25 jun 2009

Virus Conficker

De Wikipedia, la enciclopedia libre

Conficker, también conocido como Downup Devian, Downandup y Kido, es un gusano informático que apareció en octubre de 2008, que ataca el sistema operativo Microsoft Windows. El gusano explota una vulnerabilidad en el servicio Windows Server usado por Windows 2000, Windows XP, Windows Vista, Windows Server 2003, Windows Server 2008, y el beta de Windows 7.

Origen del nombre

Fue bastante extendida la etimología del nombre del virus como un calambur alemán, o devian como el demonio de 5 ojos ya que "conficker" se pronuncia en alemán como la palabra inglesa "configure" (configuración), y la palabra alemana ficker es un equivalente obsceno de la palabra castellana joder, por lo que conficker sería como programa que estropea la configuración, aunque en un sitio de Microsoft se explica que el nombre proviene de seleccionar partes del dominio trafficconverter.biz que aparece en su código:

trafficconverter.biz =>(fic)(con)(er) => (con)(fic)(+k)(er) => conficker.

Operación

El virus se propaga a sí mismo principalmente a través de una vulnerabilidad del desbordamiento de búfer del servicio Server de Windows. Usa una solicitud RPC especialmente desarrollada para ejecutar su código en el computador objetivo.

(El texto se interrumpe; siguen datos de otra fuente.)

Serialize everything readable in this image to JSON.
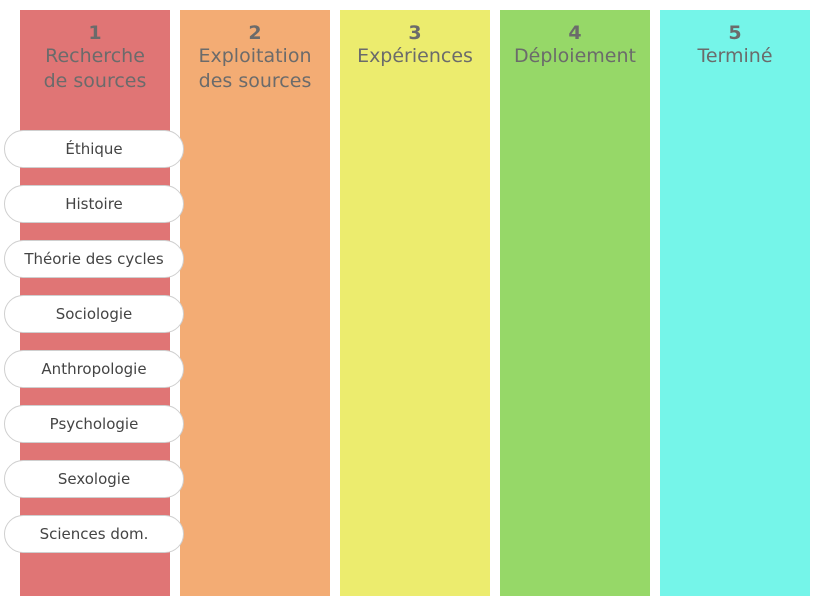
{
  "columns": [
    {
      "number": "1",
      "title": "Recherche\nde sources",
      "color": "#e07575"
    },
    {
      "number": "2",
      "title": "Exploitation\ndes sources",
      "color": "#f3ac74"
    },
    {
      "number": "3",
      "title": "Expériences",
      "color": "#ecec6e"
    },
    {
      "number": "4",
      "title": "Déploiement",
      "color": "#96d868"
    },
    {
      "number": "5",
      "title": "Terminé",
      "color": "#75f5e9"
    }
  ],
  "cards": [
    {
      "label": "Éthique"
    },
    {
      "label": "Histoire"
    },
    {
      "label": "Théorie des cycles"
    },
    {
      "label": "Sociologie"
    },
    {
      "label": "Anthropologie"
    },
    {
      "label": "Psychologie"
    },
    {
      "label": "Sexologie"
    },
    {
      "label": "Sciences dom."
    }
  ]
}
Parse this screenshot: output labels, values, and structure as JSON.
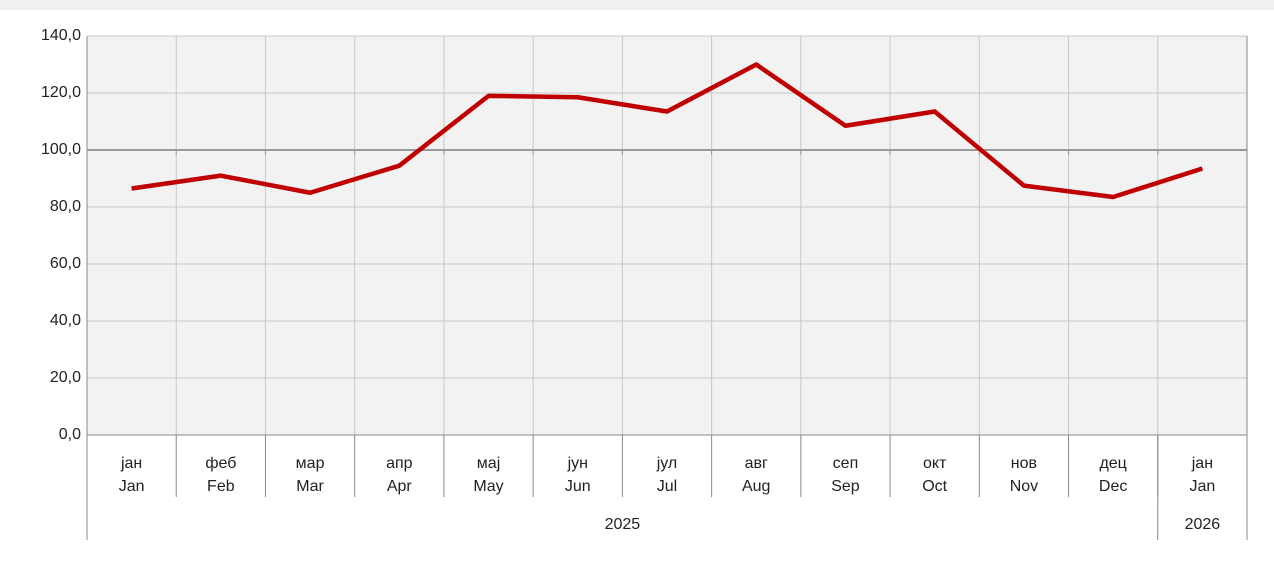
{
  "chart_data": {
    "type": "line",
    "categories": [
      [
        "јан",
        "Jan"
      ],
      [
        "феб",
        "Feb"
      ],
      [
        "мар",
        "Mar"
      ],
      [
        "апр",
        "Apr"
      ],
      [
        "мај",
        "May"
      ],
      [
        "јун",
        "Jun"
      ],
      [
        "јул",
        "Jul"
      ],
      [
        "авг",
        "Aug"
      ],
      [
        "сеп",
        "Sep"
      ],
      [
        "окт",
        "Oct"
      ],
      [
        "нов",
        "Nov"
      ],
      [
        "дец",
        "Dec"
      ],
      [
        "јан",
        "Jan"
      ]
    ],
    "groups": [
      {
        "label": "2025",
        "span": 12
      },
      {
        "label": "2026",
        "span": 1
      }
    ],
    "series": [
      {
        "color": "#c00000",
        "values": [
          86.5,
          91,
          85,
          94.5,
          119,
          118.5,
          113.5,
          130,
          108.5,
          113.5,
          87.5,
          83.5,
          93.5
        ]
      }
    ],
    "ylim": [
      0,
      140
    ],
    "yticks": [
      {
        "value": 0,
        "label": "0,0"
      },
      {
        "value": 20,
        "label": "20,0"
      },
      {
        "value": 40,
        "label": "40,0"
      },
      {
        "value": 60,
        "label": "60,0"
      },
      {
        "value": 80,
        "label": "80,0"
      },
      {
        "value": 100,
        "label": "100,0"
      },
      {
        "value": 120,
        "label": "120,0"
      },
      {
        "value": 140,
        "label": "140,0"
      }
    ],
    "reference_line": 100,
    "grid": true
  }
}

Cuando ha infectado un computador, Conficker desactiva varios servicios, como Windows Automatic Update, Windows Security Center, Windows Defender y Windows Error Reporting. Luego se contacta con un servidor, donde recibe instrucciones posteriores sobre propagarse, recolectar información personal o descargar malware adicional en el computador víctima. El gusano también se une a sí mismo a ciertos procesos tales como svchost.exe, explorer.exe y services.exe

Parcheado y eliminación

El 15 de octubre de 2008 Microsoft lanzó un parche (MS08-067) que corrige la vulnerabilidad de la que se aprovecha el virus. Existen herramientas de eliminación de Microsoft, ESET, Panda Security, Symantec, Kaspersky Lab, TrendMicro, de Service Pack, pues el soporte para estas versiones ha expirado. Dado que puede propagarse a través de memorias USB que activen un Autorun, es recomendable deshabilitar esta característica modificando el Registro de Windows.